One of the examples I think of is the DMA on two serial ports in our ARM chip at work, which we're designing into an SOC. It seems the ARM goes a lot faster than serial ports, at least the serial ports when I had a modem, and I do realize that speeds have increased there far beyond what I ever used.
But, with a serial port doing DMA, it seems the CPU could have a few bus cycles between each serial port DMA bus cycle to do something else. Even with two serial ports each doing its own DMA, it would seem the CPU could have some free bus cycles to make use of. And that's ignoring internal caches.
Perhaps there's things that do saturate the bus for DMA, I suppose a big Gb ethernet or SATA transfer might be capable of that, or USB3. And that I can accept, that some things really do not leave any free cycles for the CPU until DMA is finished. But it seems like some things can be slow enough that sharing the bus (each for its own cycles of course) is possible, and in my/our minds, worth doing.
And I don't think that it makes sense to DMA no matter what. There is some overhead involved in configuring the DMA controller, telling it where to read from, where to write to, and how many times, to increment or not (If you're reading from a serial port for example, you're probably only reading from a single register every time, memory of course would increment to next address for every cycle). A single cycle DMA probably won't make any sense to do. It would need to be a transfer larger than your overhead cycles to begin being worth it I think.

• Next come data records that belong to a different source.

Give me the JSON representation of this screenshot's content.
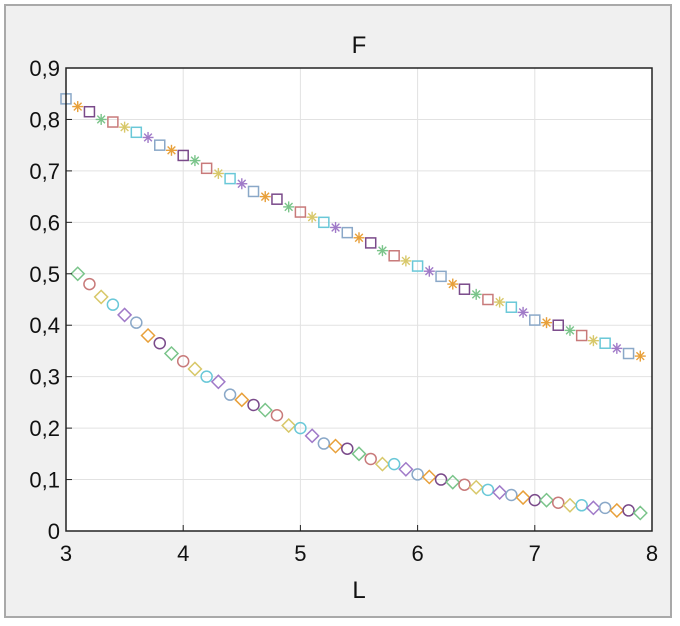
{
  "chart_data": {
    "type": "scatter",
    "title": "F",
    "xlabel": "L",
    "ylabel": "",
    "xlim": [
      3,
      8
    ],
    "ylim": [
      0,
      0.9
    ],
    "x_ticks": [
      "3",
      "4",
      "5",
      "6",
      "7",
      "8"
    ],
    "y_ticks": [
      "0",
      "0,1",
      "0,2",
      "0,3",
      "0,4",
      "0,5",
      "0,6",
      "0,7",
      "0,8",
      "0,9"
    ],
    "grid": true,
    "legend": "none",
    "marker_colors": [
      "#8aa8c8",
      "#e8a03a",
      "#7a4a8a",
      "#7ac48a",
      "#c87a7a",
      "#d8c86a",
      "#6ac8d8",
      "#a07ac8"
    ],
    "series": [
      {
        "marker": "square-star",
        "x": [
          3.0,
          3.1,
          3.2,
          3.3,
          3.4,
          3.5,
          3.6,
          3.7,
          3.8,
          3.9,
          4.0,
          4.1,
          4.2,
          4.3,
          4.4,
          4.5,
          4.6,
          4.7,
          4.8,
          4.9,
          5.0,
          5.1,
          5.2,
          5.3,
          5.4,
          5.5,
          5.6,
          5.7,
          5.8,
          5.9,
          6.0,
          6.1,
          6.2,
          6.3,
          6.4,
          6.5,
          6.6,
          6.7,
          6.8,
          6.9,
          7.0,
          7.1,
          7.2,
          7.3,
          7.4,
          7.5,
          7.6,
          7.7,
          7.8,
          7.9
        ],
        "y": [
          0.84,
          0.825,
          0.815,
          0.8,
          0.795,
          0.785,
          0.775,
          0.765,
          0.75,
          0.74,
          0.73,
          0.72,
          0.705,
          0.695,
          0.685,
          0.675,
          0.66,
          0.65,
          0.645,
          0.63,
          0.62,
          0.61,
          0.6,
          0.59,
          0.58,
          0.57,
          0.56,
          0.545,
          0.535,
          0.525,
          0.515,
          0.505,
          0.495,
          0.48,
          0.47,
          0.46,
          0.45,
          0.445,
          0.435,
          0.425,
          0.41,
          0.405,
          0.4,
          0.39,
          0.38,
          0.37,
          0.365,
          0.355,
          0.345,
          0.34
        ]
      },
      {
        "marker": "circle-diamond",
        "x": [
          3.1,
          3.2,
          3.3,
          3.4,
          3.5,
          3.6,
          3.7,
          3.8,
          3.9,
          4.0,
          4.1,
          4.2,
          4.3,
          4.4,
          4.5,
          4.6,
          4.7,
          4.8,
          4.9,
          5.0,
          5.1,
          5.2,
          5.3,
          5.4,
          5.5,
          5.6,
          5.7,
          5.8,
          5.9,
          6.0,
          6.1,
          6.2,
          6.3,
          6.4,
          6.5,
          6.6,
          6.7,
          6.8,
          6.9,
          7.0,
          7.1,
          7.2,
          7.3,
          7.4,
          7.5,
          7.6,
          7.7,
          7.8,
          7.9
        ],
        "y": [
          0.5,
          0.48,
          0.455,
          0.44,
          0.42,
          0.405,
          0.38,
          0.365,
          0.345,
          0.33,
          0.315,
          0.3,
          0.29,
          0.265,
          0.255,
          0.245,
          0.235,
          0.225,
          0.205,
          0.2,
          0.185,
          0.17,
          0.165,
          0.16,
          0.15,
          0.14,
          0.13,
          0.13,
          0.12,
          0.11,
          0.105,
          0.1,
          0.095,
          0.09,
          0.085,
          0.08,
          0.075,
          0.07,
          0.065,
          0.06,
          0.06,
          0.055,
          0.05,
          0.05,
          0.045,
          0.045,
          0.04,
          0.04,
          0.035
        ]
      }
    ]
  }
}
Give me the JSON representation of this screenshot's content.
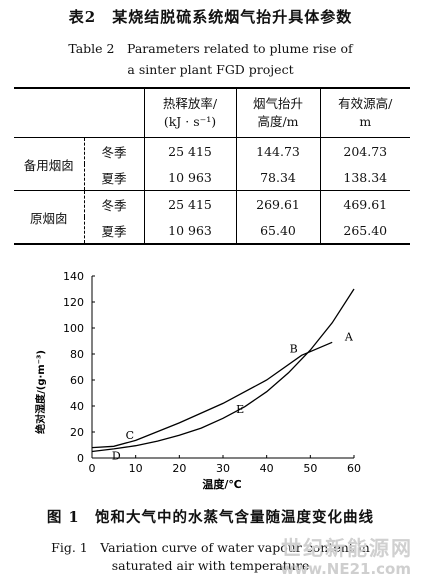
{
  "table": {
    "title_cn": "表2　某烧结脱硫系统烟气抬升具体参数",
    "title_en_line1": "Table 2　Parameters related to plume rise of",
    "title_en_line2": "a sinter plant FGD project",
    "headers": {
      "col3_l1": "热释放率/",
      "col3_l2": "(kJ · s⁻¹)",
      "col4_l1": "烟气抬升",
      "col4_l2": "高度/m",
      "col5_l1": "有效源高/",
      "col5_l2": "m"
    },
    "groups": [
      {
        "name": "备用烟囱",
        "rows": [
          {
            "season": "冬季",
            "heat": "25 415",
            "rise": "144.73",
            "height": "204.73"
          },
          {
            "season": "夏季",
            "heat": "10 963",
            "rise": "78.34",
            "height": "138.34"
          }
        ]
      },
      {
        "name": "原烟囱",
        "rows": [
          {
            "season": "冬季",
            "heat": "25 415",
            "rise": "269.61",
            "height": "469.61"
          },
          {
            "season": "夏季",
            "heat": "10 963",
            "rise": "65.40",
            "height": "265.40"
          }
        ]
      }
    ]
  },
  "chart_data": {
    "type": "line",
    "xlabel": "温度/℃",
    "ylabel": "绝对湿度/(g·m⁻³)",
    "xlim": [
      0,
      60
    ],
    "ylim": [
      0,
      140
    ],
    "xticks": [
      0,
      10,
      20,
      30,
      40,
      50,
      60
    ],
    "yticks": [
      0,
      20,
      40,
      60,
      80,
      100,
      120,
      140
    ],
    "series": [
      {
        "x": [
          0,
          5,
          10,
          15,
          20,
          25,
          30,
          35,
          40,
          45,
          50,
          55,
          60
        ],
        "values": [
          5,
          7,
          9.5,
          13,
          17.5,
          23,
          30.5,
          39.5,
          51,
          65.5,
          83,
          104,
          130
        ]
      },
      {
        "x": [
          0,
          5,
          10,
          20,
          30,
          40,
          48,
          55
        ],
        "values": [
          8,
          9,
          13.5,
          27,
          42,
          60,
          79,
          89
        ]
      }
    ],
    "annotations": [
      {
        "label": "A",
        "x": 57,
        "y": 89
      },
      {
        "label": "B",
        "x": 48,
        "y": 81
      },
      {
        "label": "C",
        "x": 10,
        "y": 13
      },
      {
        "label": "D",
        "x": 5,
        "y": 5
      },
      {
        "label": "E",
        "x": 33,
        "y": 30
      }
    ]
  },
  "figure": {
    "caption_cn": "图 1　饱和大气中的水蒸气含量随温度变化曲线",
    "caption_en_line1": "Fig. 1　Variation curve of water vapour content in",
    "caption_en_line2": "saturated air with temperature"
  },
  "watermark": {
    "line1": "世纪新能源网",
    "line2": "www.NE21.com"
  }
}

For the very little DMA software I've written or looked at recently, the CPU does wait for DMA to complete. But this is a case of simulating the chip RTL before silicon, to make sure we have the DMA controller hooked up correctly inside the chip. There's nothing else to do but wait for the test results. There's no applications, no GUI to update, no OS, nothing else at all. I don't consider that a normal situation in writing software around a DMA controller.
I was just really surprised that I was the only one surprised by this detail in class that day. Thank you for making me feel like I'm on the sane side of this debate.